Auch die Autorin dieses Artikels bewahrt vieles auf. Da habe ich beispielsweise dieses schicke Oberteil im Blick, welches ich zwar in den letzten 3 Jahren nicht getragen habe, aber sicher demnächst einmal anziehen werde...

 

Also, das Problem ist klar.

Wie soll man vorgehen?

Nach der Simplify-Methode soll ein Papierstapel beispielsweise in Wegzuwerfendes und  Wichtiges
aufgeteilt werden – das hätte man sich fast noch gedacht.

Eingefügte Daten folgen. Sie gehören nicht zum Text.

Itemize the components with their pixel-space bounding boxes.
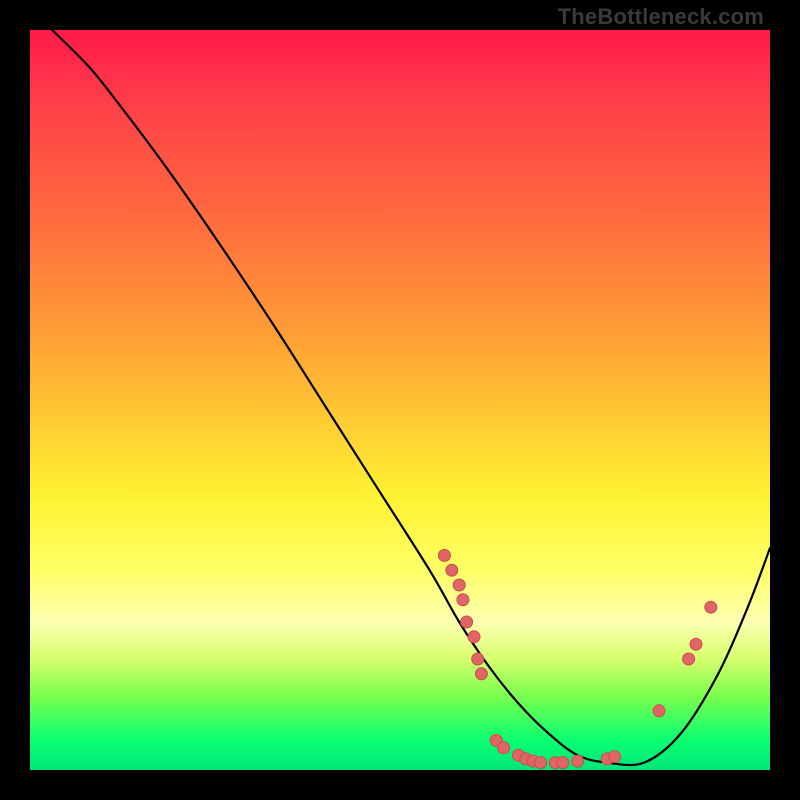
curve-svg bbox=[30, 30, 770, 770]
data-point bbox=[468, 631, 480, 643]
data-point bbox=[461, 616, 473, 628]
data-point bbox=[653, 705, 665, 717]
data-point bbox=[609, 751, 621, 763]
plot-area bbox=[30, 30, 770, 770]
data-point bbox=[705, 601, 717, 613]
data-point bbox=[457, 594, 469, 606]
data-point bbox=[453, 579, 465, 591]
data-point bbox=[475, 668, 487, 680]
data-points bbox=[438, 549, 716, 768]
watermark-text: TheBottleneck.com bbox=[558, 4, 764, 30]
data-point bbox=[446, 564, 458, 576]
data-point bbox=[472, 653, 484, 665]
data-point bbox=[438, 549, 450, 561]
data-point bbox=[557, 757, 569, 769]
data-point bbox=[683, 653, 695, 665]
chart-container: TheBottleneck.com bbox=[0, 0, 800, 800]
data-point bbox=[498, 742, 510, 754]
bottleneck-curve bbox=[52, 30, 770, 765]
data-point bbox=[690, 638, 702, 650]
data-point bbox=[572, 755, 584, 767]
data-point bbox=[535, 757, 547, 769]
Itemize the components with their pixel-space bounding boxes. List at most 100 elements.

Zusätzlich wird ein Stapel mit Papieren gebildet, die man zur Erledigung weiterleiten kann. Und in einen vierten Bereich sollen Papiere sortiert werden, die man selber sofort in sehr wenig Zeit abarbeiten kann.

 

Ferner wird in dem Buch empfohlen, viel Geld in Behältnisse und Systeme zum "Ordnung halten" zu investieren, da wertvolle Behältnisse erfahrungsgemäß weniger mit Unnützem befüllt werden.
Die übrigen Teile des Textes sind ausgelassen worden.